What makes up a galactic peanut?

The stars at the centre of the Milky Way are not uniformly old, an international team led by astronomers from the European Southern Observatory (ESO) in Chile has established. The finding challenges some previous research, which suggested the stars were all roughly the same age.

At the heart of the Milky Way is a bulge, a vast area thousands of light years across that contains about 25% of the stars in the entire galaxy. The bulge comprises two elements: a spherical collection of stars in which in metal is scarce, and a population of other, metal-rich stars that form a wasp-waisted bar-like structure that has been compared to the letter “x”, or a peanut.

Previous studies aimed at establishing the age of the stars have produced conflicting results. In the latest study, a team led by the ESO’s Marina Rejkuba used two massive datasets.

The first comprised observed and simulated information for millions of stars obtained by ESO’s Visible and Infrared Survey Telescope for Astronomy (VISTA) at the Paranal Observatory in Chile.
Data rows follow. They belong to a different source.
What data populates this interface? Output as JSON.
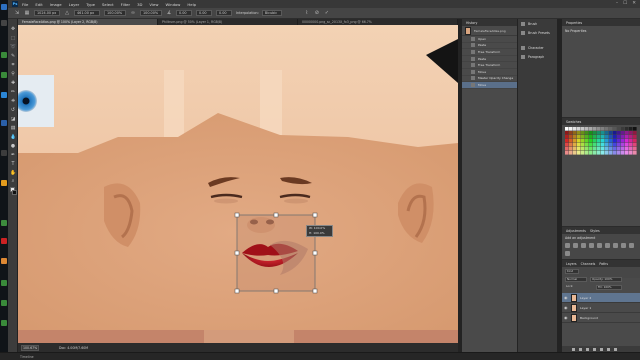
{
  "app": {
    "logo": "Ps",
    "menus": [
      "File",
      "Edit",
      "Image",
      "Layer",
      "Type",
      "Select",
      "Filter",
      "3D",
      "View",
      "Window",
      "Help"
    ],
    "window_controls": [
      "–",
      "☐",
      "✕"
    ]
  },
  "options_bar": {
    "x_value": "1024.00 px",
    "y_value": "461.00 px",
    "w_value": "100.00%",
    "h_value": "100.00%",
    "angle_value": "0.00",
    "h_skew": "0.00",
    "v_skew": "0.00",
    "interpolation_label": "Interpolation:",
    "interpolation_value": "Bicubic"
  },
  "document_tabs": [
    {
      "label": "FemaleFaceAtlas.png @ 100% (Layer 2, RGB/8)",
      "active": true
    },
    {
      "label": "Philtrum.png @ 50% (Layer 1, RGB/8)",
      "active": false
    },
    {
      "label": "00000000.png_sc_2013X_fx3_png @ 66.7%",
      "active": false
    }
  ],
  "canvas": {
    "transform_tip_line1": "W: 100.0%",
    "transform_tip_line2": "H: 100.0%"
  },
  "status_bar": {
    "zoom": "100.67%",
    "doc_info": "Doc: 4.00M/7.60M"
  },
  "timeline_label": "Timeline",
  "history_panel": {
    "tabs": [
      "History"
    ],
    "snapshot_label": "FemaleFaceAtlas.png",
    "items": [
      {
        "label": "Open",
        "active": false
      },
      {
        "label": "Paste",
        "active": false
      },
      {
        "label": "Free Transform",
        "active": false
      },
      {
        "label": "Paste",
        "active": false
      },
      {
        "label": "Free Transform",
        "active": false
      },
      {
        "label": "Move",
        "active": false
      },
      {
        "label": "Master Opacity Change",
        "active": false
      },
      {
        "label": "Move",
        "active": true
      }
    ]
  },
  "icon_strip": {
    "items": [
      "Brush",
      "Brush Presets",
      "Character",
      "Paragraph"
    ]
  },
  "properties_panel": {
    "tab": "Properties",
    "empty_text": "No Properties"
  },
  "swatches_panel": {
    "tab": "Swatches"
  },
  "adjustments_panel": {
    "tabs": [
      "Adjustments",
      "Styles"
    ],
    "add_label": "Add an adjustment"
  },
  "layers_panel": {
    "tabs": [
      "Layers",
      "Channels",
      "Paths"
    ],
    "kind_filter": "Kind",
    "blend_mode": "Normal",
    "opacity": "Opacity: 100%",
    "lock_label": "Lock:",
    "fill": "Fill: 100%",
    "layers": [
      {
        "name": "Layer 2",
        "active": true
      },
      {
        "name": "Layer 1",
        "active": false
      },
      {
        "name": "Background",
        "active": false
      }
    ]
  },
  "colors": {
    "skin": "#efc6a4",
    "lips": "#b8141c",
    "iris": "#1c70b8",
    "selection": "#5f7590"
  }
}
In particular, the team used data gathered as part of a VISTA project called Variables in the Via Lactea (VVV), which is looking at the bulge and the galaxy’s southern disc, using near-infrared wavelengths.
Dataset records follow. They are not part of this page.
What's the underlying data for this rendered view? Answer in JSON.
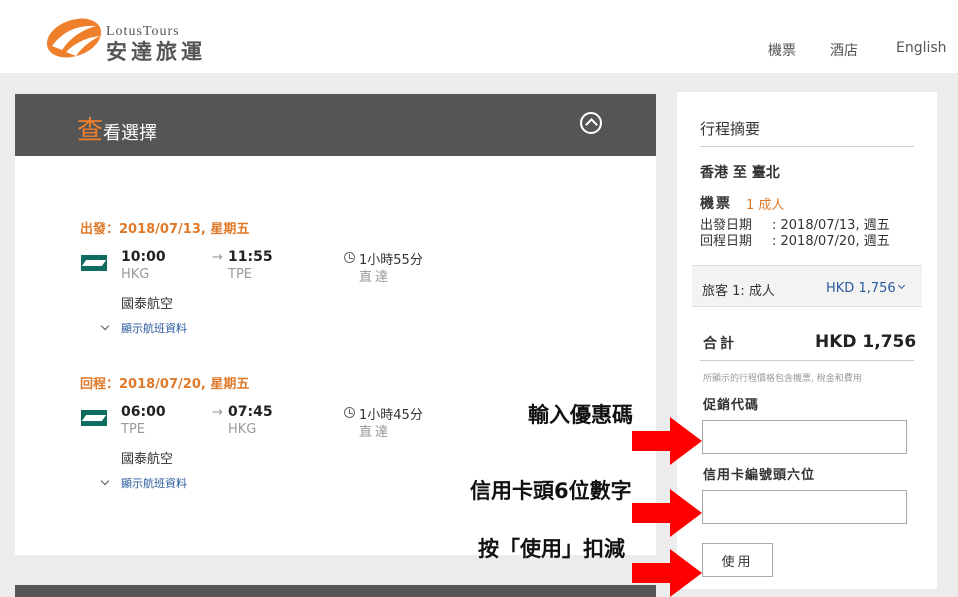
{
  "header": {
    "logo_en": "LotusTours",
    "logo_zh": "安達旅運",
    "nav": [
      "機票",
      "酒店",
      "English"
    ],
    "brand_color": "#f07f2c"
  },
  "left": {
    "title_first": "查",
    "title_rest": "看選擇",
    "legs": [
      {
        "title": "出發：2018/07/13, 星期五",
        "depart_time": "10:00",
        "depart_code": "HKG",
        "arrive_time": "11:55",
        "arrive_code": "TPE",
        "duration": "1小時55分",
        "stops": "直達",
        "airline": "國泰航空",
        "details": "顯示航班資料"
      },
      {
        "title": "回程：2018/07/20, 星期五",
        "depart_time": "06:00",
        "depart_code": "TPE",
        "arrive_time": "07:45",
        "arrive_code": "HKG",
        "duration": "1小時45分",
        "stops": "直達",
        "airline": "國泰航空",
        "details": "顯示航班資料"
      }
    ]
  },
  "summary": {
    "title": "行程摘要",
    "route": "香港 至 臺北",
    "ticket_label": "機票",
    "ticket_count": "1 成人",
    "depart_label": "出發日期",
    "depart_value": ": 2018/07/13, 週五",
    "return_label": "回程日期",
    "return_value": ": 2018/07/20, 週五",
    "traveler_label": "旅客 1: 成人",
    "traveler_price": "HKD 1,756",
    "total_label": "合計",
    "total_value": "HKD 1,756",
    "note": "所顯示的行程價格包含機票, 稅金和費用",
    "promo_label": "促銷代碼",
    "promo_value": "",
    "card_label": "信用卡編號頭六位",
    "card_value": "",
    "apply_label": "使用"
  },
  "annotations": {
    "promo": "輸入優惠碼",
    "card": "信用卡頭6位數字",
    "apply": "按「使用」扣減",
    "arrow_color": "#ff0000"
  }
}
The second tranche of information derived from an ESO spectrograph dubbed GIRAFFE, which operates from the ESO’s  Very Large Telescope, also at Paranal. The spectrograph has measured the metal content of a sample comprising 6000 stars in the bulge.

“We analysed the colour and brightness of stars to find those that have just reached the point of exhausting their hydrogen fuel-burning in the core, which is a sensitive age indicator,” explains Rejkuba.

If all, or even most, of the stars in the bulge were the same age, then this should have been reflected in the results, but it was not. Instead, the findings indicated that star formation went on in the bulge for around four billion years, starting around 11 billion years ago.

The results – which will be presented in early April at the European Week of Astronomy and Space Science (EWASS) held in the UK city of Liverpool – are not the first to suggest that star formation at the Milky Way’s heart was a staggered process. 

However, they indicate some significant differences with earlier multi-age findings.{%recommended 2064%}

“The youngest stars that we see are at least seven billion years old, which is older than some previous studies had suggested,” says Rejkuba.

A 2017 paper published in the journal Astronomy & Astrophysics, for instance, found that star formation in the bulge took place in distinct episodes, at three, six, eight and 11 billion years ago.

The ESO astronomers operate on the cautious assumption that the metal-rich stars in the galactic peanut are younger than the metal-depleted ones in the surrounding sphere.

However, Rejkuba and colleagues concede that their current findings cannot confirm that, because the data does not allow them to distinguish which stars in the data belong to which structure. It is sufficient, however, to permit the construction of the first large-scale “age map” of the Milky Way.

The work to date forms the basis of a much larger and more ambitious project, which will enable the matter to be definitively sorted.

“The final map will show us the star formation rate as a function of both age and metallicity for the stars across the bulge,” says ESO astronomer Elena Valenti. “This will be an important ingredient in telling the complete story of the formation of the Milky Way bulge.”